10. DIE ZUSCHLAGSVERHANDLUNG

Nach Ablauf der Bietzeit wird der Zuschlag in der Regel verkündet. Mit Verkündung des Zuschlags geht das Eigentum - mit allen Rechten und Pflichten - sofort auf den Ersteher über, eine notarielle Beurkundung und die Grundbucheintragung sind hierfür nicht erforderlich.
Der bisherige Eigentümer verliert mit dem Eigentumswechsel (Zuschlag) das Recht zum Besitz und kann mittels einer vollstreckbaren Ausfertigung des Zuschlagsbeschlusses geräumt werden.
In eventuell bestehende Mietverhältnisse treten Sie ein.
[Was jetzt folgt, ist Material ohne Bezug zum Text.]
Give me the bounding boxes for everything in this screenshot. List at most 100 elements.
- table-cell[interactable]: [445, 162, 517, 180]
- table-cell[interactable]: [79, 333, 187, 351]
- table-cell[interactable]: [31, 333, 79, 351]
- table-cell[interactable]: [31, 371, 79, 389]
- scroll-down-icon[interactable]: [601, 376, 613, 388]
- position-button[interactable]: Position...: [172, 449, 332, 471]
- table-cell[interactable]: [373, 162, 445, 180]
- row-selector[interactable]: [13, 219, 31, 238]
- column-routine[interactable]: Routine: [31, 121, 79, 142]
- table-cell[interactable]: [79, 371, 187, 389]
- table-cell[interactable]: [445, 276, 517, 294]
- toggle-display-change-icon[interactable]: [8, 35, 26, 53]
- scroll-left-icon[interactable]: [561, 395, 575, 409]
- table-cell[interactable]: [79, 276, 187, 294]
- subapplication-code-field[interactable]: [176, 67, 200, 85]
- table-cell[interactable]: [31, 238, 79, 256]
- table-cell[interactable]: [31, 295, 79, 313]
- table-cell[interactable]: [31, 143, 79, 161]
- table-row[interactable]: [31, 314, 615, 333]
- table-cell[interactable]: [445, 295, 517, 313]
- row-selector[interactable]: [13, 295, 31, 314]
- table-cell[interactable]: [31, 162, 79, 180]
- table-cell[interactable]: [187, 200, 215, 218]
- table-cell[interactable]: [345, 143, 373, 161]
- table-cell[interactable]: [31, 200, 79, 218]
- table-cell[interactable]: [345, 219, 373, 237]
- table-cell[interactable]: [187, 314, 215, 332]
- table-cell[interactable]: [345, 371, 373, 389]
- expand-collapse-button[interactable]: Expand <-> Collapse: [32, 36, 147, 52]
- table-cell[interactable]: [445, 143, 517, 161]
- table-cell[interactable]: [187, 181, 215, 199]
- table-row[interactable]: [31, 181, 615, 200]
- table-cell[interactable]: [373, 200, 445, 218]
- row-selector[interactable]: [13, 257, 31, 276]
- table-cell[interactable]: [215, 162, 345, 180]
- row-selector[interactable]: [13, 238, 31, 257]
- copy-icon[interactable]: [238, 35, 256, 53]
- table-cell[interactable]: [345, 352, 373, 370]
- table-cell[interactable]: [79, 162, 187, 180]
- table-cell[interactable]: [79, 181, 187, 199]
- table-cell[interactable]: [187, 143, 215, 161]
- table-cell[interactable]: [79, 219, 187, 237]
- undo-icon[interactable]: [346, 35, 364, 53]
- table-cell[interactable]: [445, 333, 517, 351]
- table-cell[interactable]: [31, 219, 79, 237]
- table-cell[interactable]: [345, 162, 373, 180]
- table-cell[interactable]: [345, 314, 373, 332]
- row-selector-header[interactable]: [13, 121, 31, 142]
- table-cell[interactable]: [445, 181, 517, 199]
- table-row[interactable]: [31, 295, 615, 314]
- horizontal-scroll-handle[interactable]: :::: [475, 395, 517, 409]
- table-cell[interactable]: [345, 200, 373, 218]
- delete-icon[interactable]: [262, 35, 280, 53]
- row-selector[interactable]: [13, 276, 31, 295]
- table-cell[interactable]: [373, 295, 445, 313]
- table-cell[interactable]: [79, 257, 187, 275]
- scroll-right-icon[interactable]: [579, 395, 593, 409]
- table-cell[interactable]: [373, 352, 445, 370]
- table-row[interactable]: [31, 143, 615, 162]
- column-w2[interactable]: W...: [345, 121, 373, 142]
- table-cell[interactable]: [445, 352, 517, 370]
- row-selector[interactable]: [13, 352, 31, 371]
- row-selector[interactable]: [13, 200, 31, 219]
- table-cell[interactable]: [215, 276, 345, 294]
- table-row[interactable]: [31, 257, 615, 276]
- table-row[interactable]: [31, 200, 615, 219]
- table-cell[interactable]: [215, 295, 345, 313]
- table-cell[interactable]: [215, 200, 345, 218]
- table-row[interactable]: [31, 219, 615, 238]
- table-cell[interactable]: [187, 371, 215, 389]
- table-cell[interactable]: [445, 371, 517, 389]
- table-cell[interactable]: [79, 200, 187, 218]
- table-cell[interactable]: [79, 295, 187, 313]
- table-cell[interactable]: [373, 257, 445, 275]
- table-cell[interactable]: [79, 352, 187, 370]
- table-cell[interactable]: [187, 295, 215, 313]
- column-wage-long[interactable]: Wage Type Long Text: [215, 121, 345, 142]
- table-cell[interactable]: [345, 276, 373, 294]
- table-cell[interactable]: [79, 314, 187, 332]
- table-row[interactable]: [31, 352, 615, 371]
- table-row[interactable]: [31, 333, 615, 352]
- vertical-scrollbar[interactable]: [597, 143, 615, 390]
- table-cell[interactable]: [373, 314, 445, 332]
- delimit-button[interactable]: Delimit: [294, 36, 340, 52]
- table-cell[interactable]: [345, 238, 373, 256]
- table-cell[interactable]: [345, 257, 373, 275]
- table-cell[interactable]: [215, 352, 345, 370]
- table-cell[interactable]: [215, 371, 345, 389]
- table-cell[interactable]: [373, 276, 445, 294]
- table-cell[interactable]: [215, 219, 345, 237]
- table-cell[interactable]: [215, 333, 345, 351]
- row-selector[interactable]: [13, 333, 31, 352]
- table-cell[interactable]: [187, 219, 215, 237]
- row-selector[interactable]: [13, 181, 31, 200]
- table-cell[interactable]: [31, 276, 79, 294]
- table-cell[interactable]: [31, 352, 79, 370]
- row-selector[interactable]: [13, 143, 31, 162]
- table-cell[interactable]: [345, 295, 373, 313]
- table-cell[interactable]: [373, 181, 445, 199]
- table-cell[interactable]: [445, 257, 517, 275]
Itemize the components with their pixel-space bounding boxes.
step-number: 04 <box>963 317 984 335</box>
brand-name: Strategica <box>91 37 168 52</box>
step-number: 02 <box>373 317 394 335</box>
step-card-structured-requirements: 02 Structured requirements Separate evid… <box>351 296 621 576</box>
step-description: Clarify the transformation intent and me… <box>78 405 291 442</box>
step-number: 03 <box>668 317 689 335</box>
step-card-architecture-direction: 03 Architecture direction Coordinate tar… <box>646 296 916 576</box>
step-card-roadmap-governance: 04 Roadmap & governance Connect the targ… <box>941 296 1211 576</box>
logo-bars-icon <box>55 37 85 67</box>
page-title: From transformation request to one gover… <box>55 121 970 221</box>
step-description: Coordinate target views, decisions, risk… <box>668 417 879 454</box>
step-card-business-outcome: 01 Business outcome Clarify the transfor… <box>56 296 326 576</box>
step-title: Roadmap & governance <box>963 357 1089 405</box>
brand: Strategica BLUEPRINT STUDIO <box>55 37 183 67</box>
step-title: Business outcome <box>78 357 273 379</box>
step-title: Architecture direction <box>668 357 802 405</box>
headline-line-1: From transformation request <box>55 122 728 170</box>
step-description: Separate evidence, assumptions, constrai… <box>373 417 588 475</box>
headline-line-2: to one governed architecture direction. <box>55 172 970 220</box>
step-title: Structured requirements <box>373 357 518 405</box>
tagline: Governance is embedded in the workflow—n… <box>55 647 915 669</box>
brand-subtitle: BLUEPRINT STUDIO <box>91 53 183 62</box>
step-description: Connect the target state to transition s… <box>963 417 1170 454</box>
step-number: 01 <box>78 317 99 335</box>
Wenn Sie einen Kündigungsgrund haben (z.B. begründeten Eigenbedarf), können Sie ein sogenanntes Ausnahmekündigungsrecht geltend machen und die Mietverträge zum ersten gesetzlich zulässigen Termin kündigen. Allerdings ist die Rechtslage zu diesem Thema sehr komplex, so dass Sie gegebenenfalls anwaltliche Beratung in Anspruch nehmen sollten.

Aber: Zum Schutz des bisherigen Eigentümers gibt es Wertgrenzen, unter denen kein Zuschlag erteilt werden darf:

Wertgrenzen (Gebotshöhen)

5/10 Grenze > Liegt das vorliegende Meistgebot unter 50% des festgesetzten Verkehrswertes, muss das Gericht den Zuschlag aus Schuldnerschutzgründen von Amts wegen versagen.

7/10 Grenze > Erreicht das Meistgebot zwar 50%, nicht aber 70% des Verkehrswertes, und stellt der betroffene Gläubiger einen entsprechenden Antrag, versagt das Gericht ebenfalls den Zuschlag.

In diesen Fällen findet ein neuer Versteigerungstermin statt, in dem die Mindestgrenzen nicht mehr gelten.
Wenn dem Gläubiger ein Gebot - auch über 70% des Verkehrswertes - nicht ausreicht, kann er den Zuschlag noch durch eine einstweilige Einstellung des Verfahrens verhindern. Gleiches gilt entsprechend bei Teilungsversteigerungen

11. ÜBERNAHME VON BELASTUNGEN

In der Regel sind von dem Ersteher keine geldwerten grundbuchlichen Belastungen zu übernehmen. Ob Sie im Einzelfall zusätzlich zu dem zu zahlenden Gebot im Grundbuch eingetragene Rechte übernehmen müssen, wird vom Gericht im Versteigerungstermin festgestellt.